Fertility investigations and treatment can be both emotionally and physically challenging. Many couples will feel a huge sense of grief and injustice, which can leave couples worried about the impact this may have on their relationship and the life they had planned with each other. Appointments and schedules can be overwhelming, and you may feel like nobody else feels the same way you do. Although fertility treatment often feels predominately female orientated, both partners will experience the emotional distress of infertility and will use their relationship as their main support resource.
Men will often look for practical solutions to “fix the problem”, however, infertility is not all black and white and we often find ourselves searching for answers in a world of grey. This can be a source of frustration for many couples, it can be difficult to always know
the right thing to say and unwavering optimism is not always helpful. It may be your natural instinct to protect your partner from pain or distress, be it emotional or physical. However, often the best thing you can do is just listen, acknowledge her feelings and be open – you are not expected to have all the answers.
It takes great strength to open up and talk about how you are feeling. The stigma attached to men speaking out about infertility is slowly starting to fade, however, there is still a long way to go. Men often find it easier to forget about their grief until they are forced to deal with it, however, by doing this you may cause your partner to feel more isolated. Opening up to your partner about your true feelings surrounding infertility may validate her emotions allowing her to realise that she is not alone. Although it comes from a good place by not wanting to put any additional stress on your partner, bottling up your feelings may cause more harm than good. It is better to deal with these issues early on before it begins to affect your mental health and relationships with others.
It is also important to recognise that you and your partner may have different coping styles; one may appear to “cope better” if they talk about it less or could be perceived as not caring as much. There is no right or wrong way to feel during this time as you may be at different stages of acceptance, however, communication and honesty is important throughout.
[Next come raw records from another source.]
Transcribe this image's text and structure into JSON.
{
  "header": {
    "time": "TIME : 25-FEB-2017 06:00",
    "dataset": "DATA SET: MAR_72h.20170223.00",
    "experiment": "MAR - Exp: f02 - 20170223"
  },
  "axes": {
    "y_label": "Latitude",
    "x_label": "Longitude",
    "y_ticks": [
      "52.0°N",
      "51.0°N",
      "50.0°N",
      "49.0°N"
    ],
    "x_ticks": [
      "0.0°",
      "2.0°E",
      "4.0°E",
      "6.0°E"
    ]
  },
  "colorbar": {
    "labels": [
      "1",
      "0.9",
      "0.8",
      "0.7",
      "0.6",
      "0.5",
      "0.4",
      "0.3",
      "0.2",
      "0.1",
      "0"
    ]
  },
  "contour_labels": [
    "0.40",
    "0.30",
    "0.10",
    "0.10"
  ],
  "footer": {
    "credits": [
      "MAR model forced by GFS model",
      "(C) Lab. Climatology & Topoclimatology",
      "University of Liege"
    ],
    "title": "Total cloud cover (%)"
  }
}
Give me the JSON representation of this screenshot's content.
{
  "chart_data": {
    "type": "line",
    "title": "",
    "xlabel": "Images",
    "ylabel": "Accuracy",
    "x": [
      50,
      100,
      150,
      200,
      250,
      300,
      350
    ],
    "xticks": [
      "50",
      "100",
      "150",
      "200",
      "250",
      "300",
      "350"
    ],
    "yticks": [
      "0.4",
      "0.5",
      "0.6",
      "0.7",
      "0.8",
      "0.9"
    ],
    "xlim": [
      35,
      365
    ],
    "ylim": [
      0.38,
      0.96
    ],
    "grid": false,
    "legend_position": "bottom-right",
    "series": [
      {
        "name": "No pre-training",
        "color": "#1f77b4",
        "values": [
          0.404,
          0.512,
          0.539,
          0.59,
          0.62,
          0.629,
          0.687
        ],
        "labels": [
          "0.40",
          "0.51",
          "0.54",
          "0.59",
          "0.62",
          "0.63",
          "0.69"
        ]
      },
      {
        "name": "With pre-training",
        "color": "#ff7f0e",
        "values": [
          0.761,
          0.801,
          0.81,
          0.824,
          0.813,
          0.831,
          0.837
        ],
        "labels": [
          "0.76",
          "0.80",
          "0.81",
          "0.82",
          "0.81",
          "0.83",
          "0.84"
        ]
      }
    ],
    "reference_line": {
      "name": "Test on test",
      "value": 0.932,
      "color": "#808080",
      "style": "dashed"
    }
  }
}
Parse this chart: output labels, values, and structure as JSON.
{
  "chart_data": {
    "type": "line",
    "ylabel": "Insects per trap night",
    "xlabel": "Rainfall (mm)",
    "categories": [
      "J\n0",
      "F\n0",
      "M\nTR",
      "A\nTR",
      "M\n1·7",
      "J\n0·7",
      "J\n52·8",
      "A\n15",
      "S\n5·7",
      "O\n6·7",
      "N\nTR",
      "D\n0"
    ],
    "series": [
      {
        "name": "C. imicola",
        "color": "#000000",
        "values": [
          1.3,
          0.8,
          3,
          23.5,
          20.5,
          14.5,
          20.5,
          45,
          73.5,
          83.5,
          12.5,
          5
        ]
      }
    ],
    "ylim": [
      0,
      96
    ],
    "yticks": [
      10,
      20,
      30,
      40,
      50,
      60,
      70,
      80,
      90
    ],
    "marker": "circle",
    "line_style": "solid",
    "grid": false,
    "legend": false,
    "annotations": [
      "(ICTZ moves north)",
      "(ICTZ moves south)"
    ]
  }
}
Support comes in many forms and practical solutions such as sitting down together and making a plan can help alleviate some of the stresses surrounding fertility treatment. Although you can never fully predict how things will go, it is useful to discuss potential outcomes prior to starting treatment. Talk about what she needs from you and what you need from her. Talk about what you fear the most and let her know where you stand. By doing this you can ensure you are on the same page when it comes to treatment options and boundaries. Together you can also decide who you want to tell about the treatment and how you want to inform them.
Sometimes all your partner will want is a distraction from treatment. Daily injections, drug side effects and regular monitoring appointments can take its toll. Be open to trying new things which may help her relax and escape from treatment. She may want to avoid gatherings where there will be babies or children; you should respect and support this tough decision rather than trying to change her mind. Look out for triggers which may cause her to feel anxious or upset, if you are unsure about this then just ask her. As your partner will be dealing with physical aspects of treatment whilst trying to manage her day-to-day life, she may feel more tired than usual. Although you are unable to alleviate these symptoms you may find it useful to help on a more hands on level, things like helping with her injections, attending appointments with her or doing work around the house can be a subtle way of showing your support.
It is important to be open and honest with each other; however, additional support is sometimes required and should be available through your clinic. By speaking to a therapeutic counsellor you may adopt coping strategies which can help through the tougher days.
Implementing these tools can help you feel more empowered as a couple and better equipped to deal with negative outcomes should they arise. If you are unsure about talking to a counsellor – either as a couple or individually, consult your clinic and ask about other options such as peer support groups or online forums. These can be a life line for patients as understanding there are others on the same journey can provide much needed comfort and reassurance.
The truth is – this is not your fault. You are not the problem; however, you can be a beacon of light for your partner during treatment. Letting go of the guilt surrounding infertility is step one towards acceptance and getting through it together. If you have realised this already – fantastic! If not, then it’s time to stop suffering. Let go of the emotional burden you have been carrying and give yourself a break.